4) You need to install the kernel driver yourself, so you find it on the NVIDIA website, but don't realize there's another 5 separate installers you need for all the optional libraries.
5) Maybe you have the NVIDIA-provided libraries, but then you need to figure out how to get the third-party libraries that depend on them installed. Given the variety of ways to install CUDA, this is a pretty hard problem to solve for other ecosystems.
In Julia, as long as you have the kernel driver, everything else will get automatically set up and installed for you. As a result, people are usually up and running with GPUs in a few minutes in Julia.
CUDA.jl installs all of the CUDA drivers and associated libraries like cudnn for you if you don't have them. Those are all vendered via the Yggdrasil system so that users don't have to deal with it.
CUDA.jl does not install the actual kernel driver, right? I do not really see how it can do that and the sibling comment does confirm that the kernel driver is not managed by Julia.

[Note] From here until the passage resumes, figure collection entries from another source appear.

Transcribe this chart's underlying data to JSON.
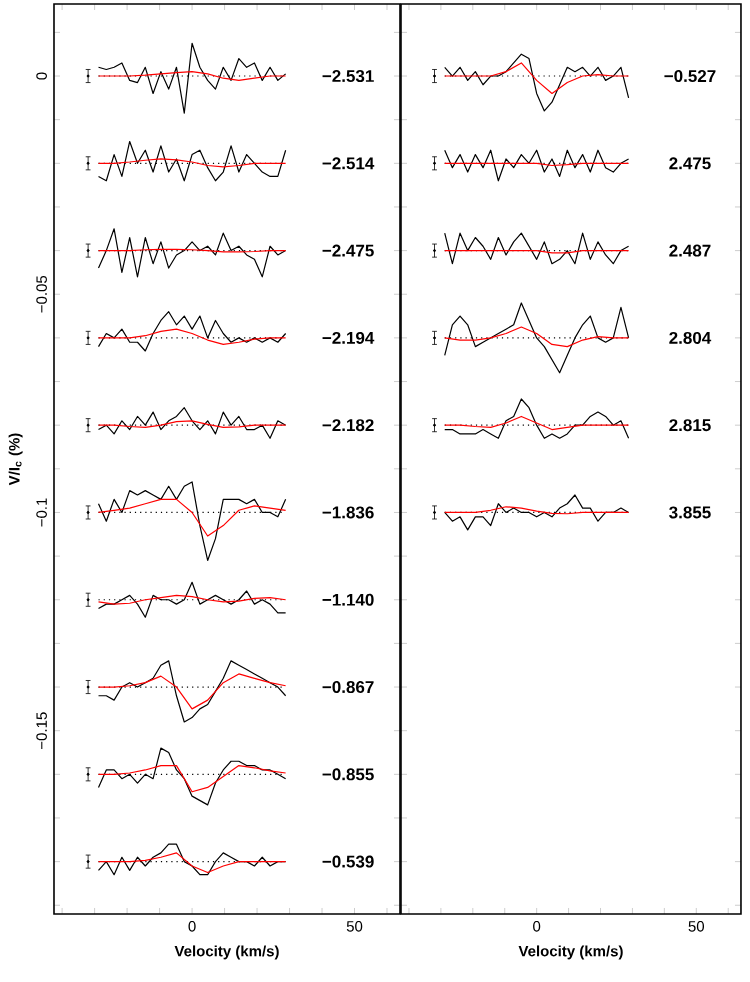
{
  "chart_data": [
    {
      "type": "line",
      "xlabel": "Velocity (km/s)",
      "ylabel": "V/I$_{c}$ (%)",
      "xlim": [
        -42.5,
        64
      ],
      "ylim": [
        -0.192,
        0.0165
      ],
      "xticks": [
        {
          "value": -40,
          "label": null
        },
        {
          "value": -30,
          "label": null
        },
        {
          "value": -20,
          "label": null
        },
        {
          "value": -10,
          "label": null
        },
        0,
        {
          "value": 10,
          "label": null
        },
        {
          "value": 20,
          "label": null
        },
        {
          "value": 30,
          "label": null
        },
        {
          "value": 40,
          "label": null
        },
        50,
        {
          "value": 60,
          "label": null
        }
      ],
      "yticks": [
        {
          "value": 0.01,
          "label": null
        },
        0,
        {
          "value": -0.01,
          "label": null
        },
        {
          "value": -0.02,
          "label": null
        },
        {
          "value": -0.03,
          "label": null
        },
        {
          "value": -0.04,
          "label": null
        },
        {
          "value": -0.05,
          "label": "−0.05"
        },
        {
          "value": -0.06,
          "label": null
        },
        {
          "value": -0.07,
          "label": null
        },
        {
          "value": -0.08,
          "label": null
        },
        {
          "value": -0.09,
          "label": null
        },
        {
          "value": -0.1,
          "label": "−0.1"
        },
        {
          "value": -0.11,
          "label": null
        },
        {
          "value": -0.12,
          "label": null
        },
        {
          "value": -0.13,
          "label": null
        },
        {
          "value": -0.14,
          "label": null
        },
        {
          "value": -0.15,
          "label": "−0.15"
        },
        {
          "value": -0.16,
          "label": null
        },
        {
          "value": -0.17,
          "label": null
        },
        {
          "value": -0.18,
          "label": null
        },
        {
          "value": -0.19,
          "label": null
        }
      ],
      "legend": false,
      "grid": false,
      "marker": "none",
      "line_style": "solid",
      "x": [
        -28.8,
        -26.4,
        -24,
        -21.6,
        -19.2,
        -16.8,
        -14.4,
        -12,
        -9.6,
        -7.2,
        -4.8,
        -2.4,
        0,
        2.4,
        4.8,
        7.2,
        9.6,
        12,
        14.4,
        16.8,
        19.2,
        21.6,
        24,
        26.4,
        28.8
      ],
      "series": [
        {
          "color": "#000000",
          "values": [
            0.002,
            0.0015,
            0.002,
            0.003,
            -0.001,
            -0.0015,
            0.002,
            -0.004,
            0.001,
            -0.003,
            0.002,
            -0.0085,
            0.0075,
            0.002,
            -0.001,
            -0.003,
            0.002,
            -0.001,
            0.004,
            0.002,
            0.003,
            -0.001,
            0.002,
            -0.001,
            0.0005
          ]
        },
        {
          "color": "#ff0000",
          "x": [
            -28.8,
            -24,
            -19.2,
            -14.4,
            -9.6,
            -4.8,
            0,
            4.8,
            9.6,
            14.4,
            19.2,
            24,
            28.8
          ],
          "values": [
            0,
            0,
            0,
            0.0002,
            0.0005,
            0.0008,
            0.001,
            0.0005,
            -0.0005,
            -0.001,
            -0.0005,
            0,
            0
          ]
        },
        {
          "color": "#000000",
          "values": [
            -0.023,
            -0.024,
            -0.018,
            -0.023,
            -0.015,
            -0.02,
            -0.017,
            -0.022,
            -0.016,
            -0.022,
            -0.019,
            -0.024,
            -0.018,
            -0.017,
            -0.021,
            -0.024,
            -0.022,
            -0.016,
            -0.022,
            -0.018,
            -0.02,
            -0.022,
            -0.023,
            -0.023,
            -0.017
          ]
        },
        {
          "color": "#ff0000",
          "x": [
            -28.8,
            -24,
            -19.2,
            -14.4,
            -9.6,
            -4.8,
            0,
            4.8,
            9.6,
            14.4,
            19.2,
            24,
            28.8
          ],
          "values": [
            -0.02,
            -0.02,
            -0.0197,
            -0.0193,
            -0.019,
            -0.0192,
            -0.0197,
            -0.0205,
            -0.0208,
            -0.0205,
            -0.02,
            -0.02,
            -0.02
          ]
        },
        {
          "color": "#000000",
          "values": [
            -0.044,
            -0.04,
            -0.035,
            -0.045,
            -0.037,
            -0.046,
            -0.037,
            -0.043,
            -0.038,
            -0.044,
            -0.041,
            -0.04,
            -0.038,
            -0.04,
            -0.039,
            -0.041,
            -0.036,
            -0.04,
            -0.039,
            -0.041,
            -0.042,
            -0.046,
            -0.039,
            -0.041,
            -0.04
          ]
        },
        {
          "color": "#ff0000",
          "x": [
            -28.8,
            -24,
            -19.2,
            -14.4,
            -9.6,
            -4.8,
            0,
            4.8,
            9.6,
            14.4,
            19.2,
            24,
            28.8
          ],
          "values": [
            -0.04,
            -0.04,
            -0.04,
            -0.0398,
            -0.0397,
            -0.0397,
            -0.0398,
            -0.04,
            -0.0403,
            -0.0403,
            -0.0402,
            -0.04,
            -0.04
          ]
        },
        {
          "color": "#000000",
          "values": [
            -0.062,
            -0.059,
            -0.06,
            -0.058,
            -0.061,
            -0.061,
            -0.063,
            -0.059,
            -0.056,
            -0.054,
            -0.057,
            -0.055,
            -0.058,
            -0.055,
            -0.06,
            -0.056,
            -0.059,
            -0.061,
            -0.06,
            -0.061,
            -0.06,
            -0.061,
            -0.06,
            -0.061,
            -0.059
          ]
        },
        {
          "color": "#ff0000",
          "x": [
            -28.8,
            -24,
            -19.2,
            -14.4,
            -9.6,
            -4.8,
            0,
            4.8,
            9.6,
            14.4,
            19.2,
            24,
            28.8
          ],
          "values": [
            -0.06,
            -0.06,
            -0.06,
            -0.0595,
            -0.0585,
            -0.058,
            -0.059,
            -0.0605,
            -0.0615,
            -0.061,
            -0.0603,
            -0.06,
            -0.06
          ]
        },
        {
          "color": "#000000",
          "values": [
            -0.081,
            -0.08,
            -0.082,
            -0.079,
            -0.081,
            -0.078,
            -0.08,
            -0.077,
            -0.081,
            -0.079,
            -0.078,
            -0.076,
            -0.079,
            -0.081,
            -0.079,
            -0.082,
            -0.077,
            -0.08,
            -0.078,
            -0.081,
            -0.081,
            -0.08,
            -0.083,
            -0.079,
            -0.08
          ]
        },
        {
          "color": "#ff0000",
          "x": [
            -28.8,
            -24,
            -19.2,
            -14.4,
            -9.6,
            -4.8,
            0,
            4.8,
            9.6,
            14.4,
            19.2,
            24,
            28.8
          ],
          "values": [
            -0.08,
            -0.08,
            -0.0803,
            -0.0805,
            -0.08,
            -0.0792,
            -0.079,
            -0.0798,
            -0.0805,
            -0.0804,
            -0.08,
            -0.08,
            -0.08
          ]
        },
        {
          "color": "#000000",
          "values": [
            -0.098,
            -0.102,
            -0.097,
            -0.1,
            -0.095,
            -0.096,
            -0.095,
            -0.096,
            -0.097,
            -0.094,
            -0.097,
            -0.094,
            -0.093,
            -0.103,
            -0.111,
            -0.106,
            -0.097,
            -0.097,
            -0.097,
            -0.098,
            -0.097,
            -0.1,
            -0.1,
            -0.101,
            -0.097
          ]
        },
        {
          "color": "#ff0000",
          "x": [
            -28.8,
            -24,
            -19.2,
            -14.4,
            -9.6,
            -4.8,
            0,
            4.8,
            9.6,
            14.4,
            19.2,
            24,
            28.8
          ],
          "values": [
            -0.1,
            -0.0995,
            -0.099,
            -0.098,
            -0.097,
            -0.097,
            -0.1,
            -0.1054,
            -0.103,
            -0.0995,
            -0.0985,
            -0.099,
            -0.0995
          ]
        },
        {
          "color": "#000000",
          "values": [
            -0.122,
            -0.121,
            -0.121,
            -0.12,
            -0.119,
            -0.121,
            -0.124,
            -0.119,
            -0.12,
            -0.12,
            -0.121,
            -0.12,
            -0.116,
            -0.121,
            -0.12,
            -0.119,
            -0.12,
            -0.121,
            -0.12,
            -0.118,
            -0.121,
            -0.12,
            -0.121,
            -0.123,
            -0.123
          ]
        },
        {
          "color": "#ff0000",
          "x": [
            -28.8,
            -24,
            -19.2,
            -14.4,
            -9.6,
            -4.8,
            0,
            4.8,
            9.6,
            14.4,
            19.2,
            24,
            28.8
          ],
          "values": [
            -0.1205,
            -0.121,
            -0.1208,
            -0.12,
            -0.1195,
            -0.119,
            -0.1193,
            -0.12,
            -0.1205,
            -0.1203,
            -0.1197,
            -0.1195,
            -0.12
          ]
        },
        {
          "color": "#000000",
          "values": [
            -0.142,
            -0.142,
            -0.143,
            -0.14,
            -0.139,
            -0.14,
            -0.139,
            -0.138,
            -0.135,
            -0.134,
            -0.142,
            -0.148,
            -0.147,
            -0.145,
            -0.144,
            -0.141,
            -0.138,
            -0.134,
            -0.135,
            -0.136,
            -0.137,
            -0.138,
            -0.139,
            -0.14,
            -0.142
          ]
        },
        {
          "color": "#ff0000",
          "x": [
            -28.8,
            -24,
            -19.2,
            -14.4,
            -9.6,
            -4.8,
            0,
            4.8,
            9.6,
            14.4,
            19.2,
            24,
            28.8
          ],
          "values": [
            -0.14,
            -0.14,
            -0.1397,
            -0.139,
            -0.1375,
            -0.14,
            -0.145,
            -0.143,
            -0.139,
            -0.137,
            -0.138,
            -0.139,
            -0.1397
          ]
        },
        {
          "color": "#000000",
          "values": [
            -0.163,
            -0.159,
            -0.159,
            -0.161,
            -0.16,
            -0.162,
            -0.16,
            -0.161,
            -0.154,
            -0.155,
            -0.159,
            -0.161,
            -0.165,
            -0.166,
            -0.167,
            -0.162,
            -0.159,
            -0.157,
            -0.157,
            -0.158,
            -0.158,
            -0.159,
            -0.159,
            -0.16,
            -0.161
          ]
        },
        {
          "color": "#ff0000",
          "x": [
            -28.8,
            -24,
            -19.2,
            -14.4,
            -9.6,
            -4.8,
            0,
            4.8,
            9.6,
            14.4,
            19.2,
            24,
            28.8
          ],
          "values": [
            -0.16,
            -0.16,
            -0.1597,
            -0.159,
            -0.158,
            -0.158,
            -0.164,
            -0.163,
            -0.1605,
            -0.158,
            -0.1585,
            -0.1592,
            -0.1597
          ]
        },
        {
          "color": "#000000",
          "values": [
            -0.182,
            -0.18,
            -0.183,
            -0.179,
            -0.182,
            -0.179,
            -0.181,
            -0.179,
            -0.178,
            -0.176,
            -0.176,
            -0.18,
            -0.181,
            -0.183,
            -0.183,
            -0.18,
            -0.178,
            -0.179,
            -0.18,
            -0.18,
            -0.181,
            -0.179,
            -0.181,
            -0.18,
            -0.18
          ]
        },
        {
          "color": "#ff0000",
          "x": [
            -28.8,
            -24,
            -19.2,
            -14.4,
            -9.6,
            -4.8,
            0,
            4.8,
            9.6,
            14.4,
            19.2,
            24,
            28.8
          ],
          "values": [
            -0.18,
            -0.18,
            -0.18,
            -0.1797,
            -0.179,
            -0.178,
            -0.181,
            -0.1825,
            -0.181,
            -0.18,
            -0.18,
            -0.18,
            -0.18
          ]
        },
        {
          "type": "scatter",
          "color": "#000000",
          "x": [
            -32,
            -32,
            -32,
            -32,
            -32,
            -32,
            -32,
            -32,
            -32,
            -32
          ],
          "values": [
            0,
            -0.02,
            -0.04,
            -0.06,
            -0.08,
            -0.1,
            -0.12,
            -0.14,
            -0.16,
            -0.18
          ],
          "errors": [
            0.0015,
            0.0015,
            0.0015,
            0.0015,
            0.0015,
            0.0015,
            0.0015,
            0.0015,
            0.0015,
            0.0015
          ]
        }
      ],
      "ref_lines": [
        {
          "axis": "y",
          "value": 0,
          "line_style": "dotted",
          "color": "#000000"
        },
        {
          "axis": "y",
          "value": -0.02,
          "line_style": "dotted",
          "color": "#000000"
        },
        {
          "axis": "y",
          "value": -0.04,
          "line_style": "dotted",
          "color": "#000000"
        },
        {
          "axis": "y",
          "value": -0.06,
          "line_style": "dotted",
          "color": "#000000"
        },
        {
          "axis": "y",
          "value": -0.08,
          "line_style": "dotted",
          "color": "#000000"
        },
        {
          "axis": "y",
          "value": -0.1,
          "line_style": "dotted",
          "color": "#000000"
        },
        {
          "axis": "y",
          "value": -0.12,
          "line_style": "dotted",
          "color": "#000000"
        },
        {
          "axis": "y",
          "value": -0.14,
          "line_style": "dotted",
          "color": "#000000"
        },
        {
          "axis": "y",
          "value": -0.16,
          "line_style": "dotted",
          "color": "#000000"
        },
        {
          "axis": "y",
          "value": -0.18,
          "line_style": "dotted",
          "color": "#000000"
        }
      ],
      "annotations": [
        "−2.531",
        "−2.514",
        "−2.475",
        "−2.194",
        "−2.182",
        "−1.836",
        "−1.140",
        "−0.867",
        "−0.855",
        "−0.539"
      ]
    },
    {
      "type": "line",
      "xlabel": "Velocity (km/s)",
      "xlim": [
        -42.5,
        64
      ],
      "ylim": [
        -0.192,
        0.0165
      ],
      "tick_labels": "x",
      "xticks": [
        {
          "value": -40,
          "label": null
        },
        {
          "value": -30,
          "label": null
        },
        {
          "value": -20,
          "label": null
        },
        {
          "value": -10,
          "label": null
        },
        0,
        {
          "value": 10,
          "label": null
        },
        {
          "value": 20,
          "label": null
        },
        {
          "value": 30,
          "label": null
        },
        {
          "value": 40,
          "label": null
        },
        50,
        {
          "value": 60,
          "label": null
        }
      ],
      "yticks": [
        {
          "value": 0.01,
          "label": null
        },
        {
          "value": 0,
          "label": null
        },
        {
          "value": -0.01,
          "label": null
        },
        {
          "value": -0.02,
          "label": null
        },
        {
          "value": -0.03,
          "label": null
        },
        {
          "value": -0.04,
          "label": null
        },
        {
          "value": -0.05,
          "label": null
        },
        {
          "value": -0.06,
          "label": null
        },
        {
          "value": -0.07,
          "label": null
        },
        {
          "value": -0.08,
          "label": null
        },
        {
          "value": -0.09,
          "label": null
        },
        {
          "value": -0.1,
          "label": null
        },
        {
          "value": -0.11,
          "label": null
        },
        {
          "value": -0.12,
          "label": null
        },
        {
          "value": -0.13,
          "label": null
        },
        {
          "value": -0.14,
          "label": null
        },
        {
          "value": -0.15,
          "label": null
        },
        {
          "value": -0.16,
          "label": null
        },
        {
          "value": -0.17,
          "label": null
        },
        {
          "value": -0.18,
          "label": null
        },
        {
          "value": -0.19,
          "label": null
        }
      ],
      "legend": false,
      "grid": false,
      "marker": "none",
      "line_style": "solid",
      "x": [
        -28.8,
        -26.4,
        -24,
        -21.6,
        -19.2,
        -16.8,
        -14.4,
        -12,
        -9.6,
        -7.2,
        -4.8,
        -2.4,
        0,
        2.4,
        4.8,
        7.2,
        9.6,
        12,
        14.4,
        16.8,
        19.2,
        21.6,
        24,
        26.4,
        28.8
      ],
      "series": [
        {
          "color": "#000000",
          "values": [
            0.002,
            0,
            0.002,
            -0.001,
            0.001,
            -0.002,
            0,
            0,
            0.001,
            0.003,
            0.005,
            0.004,
            -0.004,
            -0.008,
            -0.006,
            -0.002,
            0.002,
            0.001,
            0.002,
            0,
            0.002,
            -0.001,
            0,
            0.002,
            -0.005
          ]
        },
        {
          "color": "#ff0000",
          "x": [
            -28.8,
            -24,
            -19.2,
            -14.4,
            -9.6,
            -4.8,
            0,
            4.8,
            9.6,
            14.4,
            19.2,
            24,
            28.8
          ],
          "values": [
            0,
            0,
            0,
            0,
            0.001,
            0.003,
            -0.001,
            -0.004,
            -0.0015,
            0,
            0.0003,
            0,
            0
          ]
        },
        {
          "color": "#000000",
          "values": [
            -0.017,
            -0.021,
            -0.018,
            -0.022,
            -0.018,
            -0.021,
            -0.017,
            -0.024,
            -0.019,
            -0.021,
            -0.018,
            -0.02,
            -0.017,
            -0.022,
            -0.019,
            -0.023,
            -0.017,
            -0.021,
            -0.018,
            -0.022,
            -0.017,
            -0.021,
            -0.022,
            -0.02,
            -0.019
          ]
        },
        {
          "color": "#ff0000",
          "x": [
            -28.8,
            -24,
            -19.2,
            -14.4,
            -9.6,
            -4.8,
            0,
            4.8,
            9.6,
            14.4,
            19.2,
            24,
            28.8
          ],
          "values": [
            -0.02,
            -0.02,
            -0.02,
            -0.02,
            -0.02,
            -0.02,
            -0.02,
            -0.0205,
            -0.0203,
            -0.02,
            -0.02,
            -0.02,
            -0.02
          ]
        },
        {
          "color": "#000000",
          "values": [
            -0.036,
            -0.043,
            -0.036,
            -0.04,
            -0.037,
            -0.039,
            -0.042,
            -0.037,
            -0.041,
            -0.038,
            -0.036,
            -0.039,
            -0.042,
            -0.038,
            -0.043,
            -0.042,
            -0.04,
            -0.043,
            -0.036,
            -0.042,
            -0.038,
            -0.041,
            -0.043,
            -0.04,
            -0.039
          ]
        },
        {
          "color": "#ff0000",
          "x": [
            -28.8,
            -24,
            -19.2,
            -14.4,
            -9.6,
            -4.8,
            0,
            4.8,
            9.6,
            14.4,
            19.2,
            24,
            28.8
          ],
          "values": [
            -0.04,
            -0.04,
            -0.04,
            -0.04,
            -0.04,
            -0.04,
            -0.04,
            -0.0405,
            -0.0405,
            -0.04,
            -0.04,
            -0.04,
            -0.04
          ]
        },
        {
          "color": "#000000",
          "values": [
            -0.064,
            -0.057,
            -0.055,
            -0.057,
            -0.062,
            -0.061,
            -0.06,
            -0.059,
            -0.058,
            -0.057,
            -0.052,
            -0.056,
            -0.06,
            -0.062,
            -0.065,
            -0.068,
            -0.064,
            -0.06,
            -0.057,
            -0.055,
            -0.06,
            -0.061,
            -0.06,
            -0.053,
            -0.06
          ]
        },
        {
          "color": "#ff0000",
          "x": [
            -28.8,
            -24,
            -19.2,
            -14.4,
            -9.6,
            -4.8,
            0,
            4.8,
            9.6,
            14.4,
            19.2,
            24,
            28.8
          ],
          "values": [
            -0.06,
            -0.0605,
            -0.0605,
            -0.06,
            -0.059,
            -0.0575,
            -0.059,
            -0.0615,
            -0.062,
            -0.0605,
            -0.0597,
            -0.06,
            -0.06
          ]
        },
        {
          "color": "#000000",
          "values": [
            -0.081,
            -0.081,
            -0.082,
            -0.082,
            -0.082,
            -0.081,
            -0.082,
            -0.083,
            -0.079,
            -0.078,
            -0.074,
            -0.076,
            -0.08,
            -0.083,
            -0.082,
            -0.083,
            -0.082,
            -0.08,
            -0.08,
            -0.078,
            -0.077,
            -0.078,
            -0.08,
            -0.079,
            -0.083
          ]
        },
        {
          "color": "#ff0000",
          "x": [
            -28.8,
            -24,
            -19.2,
            -14.4,
            -9.6,
            -4.8,
            0,
            4.8,
            9.6,
            14.4,
            19.2,
            24,
            28.8
          ],
          "values": [
            -0.08,
            -0.08,
            -0.0803,
            -0.0805,
            -0.0795,
            -0.078,
            -0.0795,
            -0.081,
            -0.0805,
            -0.08,
            -0.08,
            -0.08,
            -0.08
          ]
        },
        {
          "color": "#000000",
          "values": [
            -0.1,
            -0.102,
            -0.101,
            -0.104,
            -0.101,
            -0.101,
            -0.103,
            -0.098,
            -0.1,
            -0.099,
            -0.1,
            -0.1,
            -0.101,
            -0.1,
            -0.101,
            -0.099,
            -0.098,
            -0.096,
            -0.099,
            -0.099,
            -0.102,
            -0.1,
            -0.1,
            -0.099,
            -0.1
          ]
        },
        {
          "color": "#ff0000",
          "x": [
            -28.8,
            -24,
            -19.2,
            -14.4,
            -9.6,
            -4.8,
            0,
            4.8,
            9.6,
            14.4,
            19.2,
            24,
            28.8
          ],
          "values": [
            -0.1,
            -0.1,
            -0.1,
            -0.0995,
            -0.0987,
            -0.099,
            -0.0997,
            -0.1002,
            -0.1003,
            -0.1,
            -0.1,
            -0.1,
            -0.1
          ]
        },
        {
          "type": "scatter",
          "color": "#000000",
          "x": [
            -32,
            -32,
            -32,
            -32,
            -32,
            -32
          ],
          "values": [
            0,
            -0.02,
            -0.04,
            -0.06,
            -0.08,
            -0.1
          ],
          "errors": [
            0.0015,
            0.0015,
            0.0015,
            0.0015,
            0.0015,
            0.0015
          ]
        }
      ],
      "ref_lines": [
        {
          "axis": "y",
          "value": 0,
          "line_style": "dotted",
          "color": "#000000"
        },
        {
          "axis": "y",
          "value": -0.02,
          "line_style": "dotted",
          "color": "#000000"
        },
        {
          "axis": "y",
          "value": -0.04,
          "line_style": "dotted",
          "color": "#000000"
        },
        {
          "axis": "y",
          "value": -0.06,
          "line_style": "dotted",
          "color": "#000000"
        },
        {
          "axis": "y",
          "value": -0.08,
          "line_style": "dotted",
          "color": "#000000"
        },
        {
          "axis": "y",
          "value": -0.1,
          "line_style": "dotted",
          "color": "#000000"
        }
      ],
      "annotations": [
        "−0.527",
        "2.475",
        "2.487",
        "2.804",
        "2.815",
        "3.855"
      ]
    }
  ]
}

Yes, you would still need to the NVIDIA kernel driver (preferably the most current one). Desktop users typically have it already installed. But the main difficulty in my opinion is to install CUDA (with CuDNN,...). Even the TensorFlow documentation [0] is outdated in this regards as it covers only Ubuntu 18.04.
The installation process of CUDA.jl is really quite good and reliable. Per default it downloads it own version of CUDA and CuDNN, or you can use a system-wide CUDA installation by setting some environment variables [1].
I last experimented with CUDA.jl a year ago, and it was very useable then. This is a good reminder to re-evaluate the Julia deep learning ecosystem. If I were working for myself I would definitely try to do more with Julia (for machine learning). Realistically, python has such an established base that it will take some time to get orgs that are already all in on python to come over.
I think it's not dumb to target Greenfield users: just installing python gpu wheels is often difficult enough that several companies exist (indirectly) because it's so difficult to do right (e.g. selling a gpu PC with that stuff preinstalled)
I just finished setting up a new machine to run some Kaggle stuff. Both Tensorflow and PyTorch had issues with CUDA versions and dependencies that weren't immediately fixed with a clean virtualenv, while both Knet.jl and Flux.jl installed flawlessly.
For Pytorch, I had no issues with conda. But with Tensorflow from conda, the training process just hangs (consuming 100% of CPU but no GPU resources, despite my GPUs are recognized). I got more luck with installing Tensorflow with pip. Given the fact that Tensorflow documentation does not mention conda, I wondering how well this is supported.